Most fighting in the French and Indian War in North America ended by 1760, and the victorious British began to take possession of forts in the Ohio Country and Great Lakes region previously occupied by the French. Although the 1758 Treaty of Easton with Ohio Country Indians promised that no additional forts would be built, in 1761 British General Jeffrey Amherst ordered the erection of Fort Sandusky on Sandusky Bay in order to link Fort Detroit with Fort Pitt. The Sandusky Bay area had long been an important trade area. There were a number of Native American villages in the area, primarily Wyandots. Orontony, a Wyandot chief, had settled here in the 1740s, and emerged as a leader. Before the French and Indian War, French and British traders competed for influence among the Indians here.

After Pontiac's Rebellion began at Fort Detroit, other forts in the region were attacked. Fort Sandusky was the first to be taken. On May 16, 1763, a group of Wyandots gained entry to the fort under the pretense of holding a council, the same stratagem that had failed in Detroit nine days earlier. They seized the commander and killed the fifteen-man garrison. A number of British traders were put to death as well, and the fort was burned.

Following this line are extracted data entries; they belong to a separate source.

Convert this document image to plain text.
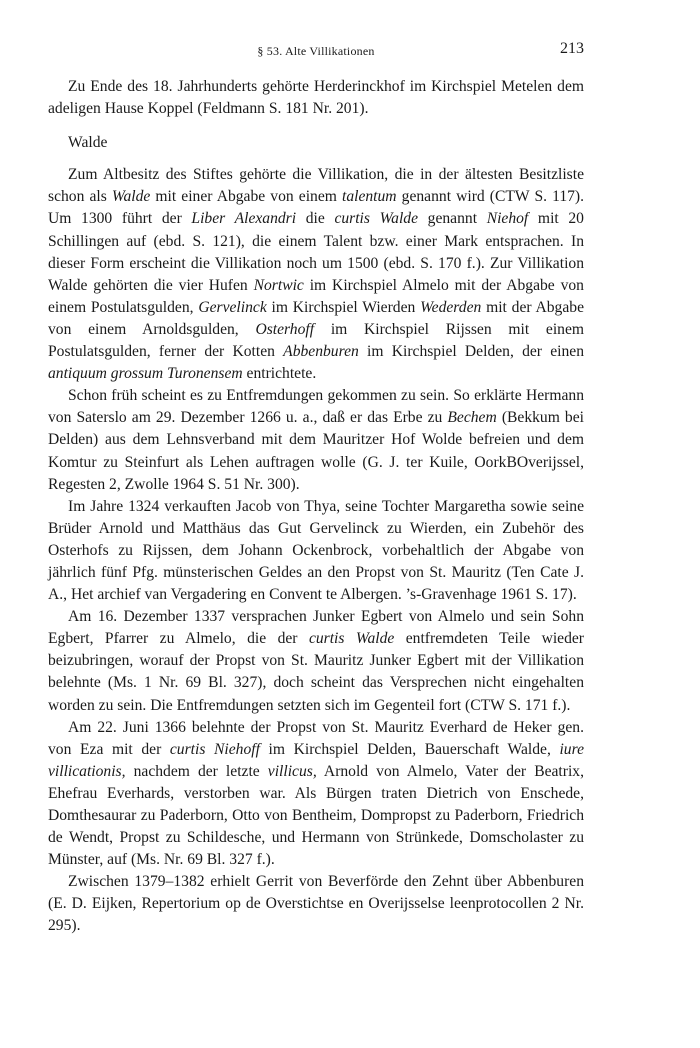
§ 53. Alte Villikationen	213

Zu Ende des 18. Jahrhunderts gehörte Herderinckhof im Kirchspiel Metelen dem adeligen Hause Koppel (Feldmann S. 181 Nr. 201).

Walde

Zum Altbesitz des Stiftes gehörte die Villikation, die in der ältesten Besitzliste schon als Walde mit einer Abgabe von einem talentum genannt wird (CTW S. 117). Um 1300 führt der Liber Alexandri die curtis Walde genannt Niehof mit 20 Schillingen auf (ebd. S. 121), die einem Talent bzw. einer Mark entsprachen. In dieser Form erscheint die Villikation noch um 1500 (ebd. S. 170 f.). Zur Villikation Walde gehörten die vier Hufen Nortwic im Kirchspiel Almelo mit der Abgabe von einem Postulatsgulden, Gervelinck im Kirchspiel Wierden Wederden mit der Abgabe von einem Arnoldsgulden, Osterhoff im Kirchspiel Rijssen mit einem Postulatsgulden, ferner der Kotten Abbenburen im Kirchspiel Delden, der einen antiquum grossum Turonensem entrichtete.

Schon früh scheint es zu Entfremdungen gekommen zu sein. So erklärte Hermann von Saterslo am 29. Dezember 1266 u. a., daß er das Erbe zu Bechem (Bekkum bei Delden) aus dem Lehnsverband mit dem Mauritzer Hof Wolde befreien und dem Komtur zu Steinfurt als Lehen auftragen wolle (G. J. ter Kuile, OorkBOverijssel, Regesten 2, Zwolle 1964 S. 51 Nr. 300).

Im Jahre 1324 verkauften Jacob von Thya, seine Tochter Margaretha sowie seine Brüder Arnold und Matthäus das Gut Gervelinck zu Wierden, ein Zubehör des Osterhofs zu Rijssen, dem Johann Ockenbrock, vorbehaltlich der Abgabe von jährlich fünf Pfg. münsterischen Geldes an den Propst von St. Mauritz (Ten Cate J. A., Het archief van Vergadering en Convent te Albergen. ’s-Gravenhage 1961 S. 17).

Am 16. Dezember 1337 versprachen Junker Egbert von Almelo und sein Sohn Egbert, Pfarrer zu Almelo, die der curtis Walde entfremdeten Teile wieder beizubringen, worauf der Propst von St. Mauritz Junker Egbert mit der Villikation belehnte (Ms. 1 Nr. 69 Bl. 327), doch scheint das Versprechen nicht eingehalten worden zu sein. Die Entfremdungen setzten sich im Gegenteil fort (CTW S. 171 f.).

Am 22. Juni 1366 belehnte der Propst von St. Mauritz Everhard de Heker gen. von Eza mit der curtis Niehoff im Kirchspiel Delden, Bauerschaft Walde, iure villicationis, nachdem der letzte villicus, Arnold von Almelo, Vater der Beatrix, Ehefrau Everhards, verstorben war. Als Bürgen traten Dietrich von Enschede, Domthesaurar zu Paderborn, Otto von Bentheim, Dompropst zu Paderborn, Friedrich de Wendt, Propst zu Schildesche, und Hermann von Strünkede, Domscholaster zu Münster, auf (Ms. Nr. 69 Bl. 327 f.).

Zwischen 1379–1382 erhielt Gerrit von Beverförde den Zehnt über Abbenburen (E. D. Eijken, Repertorium op de Overstichtse en Overijsselse leenprotocollen 2 Nr. 295).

Due to 19th-century confusion about the existence of at least three separate forts by the same name, the exact location of Fort Sandusky has been variously given as being in present Ottawa County, Sandusky County, and Erie County. But the British Fort Sandusky was not on the same site as an earlier French fort/trading post, Fort Sandoské/Sanduski (1750–53), which was on the opposite (north) side of Sandusky Bay.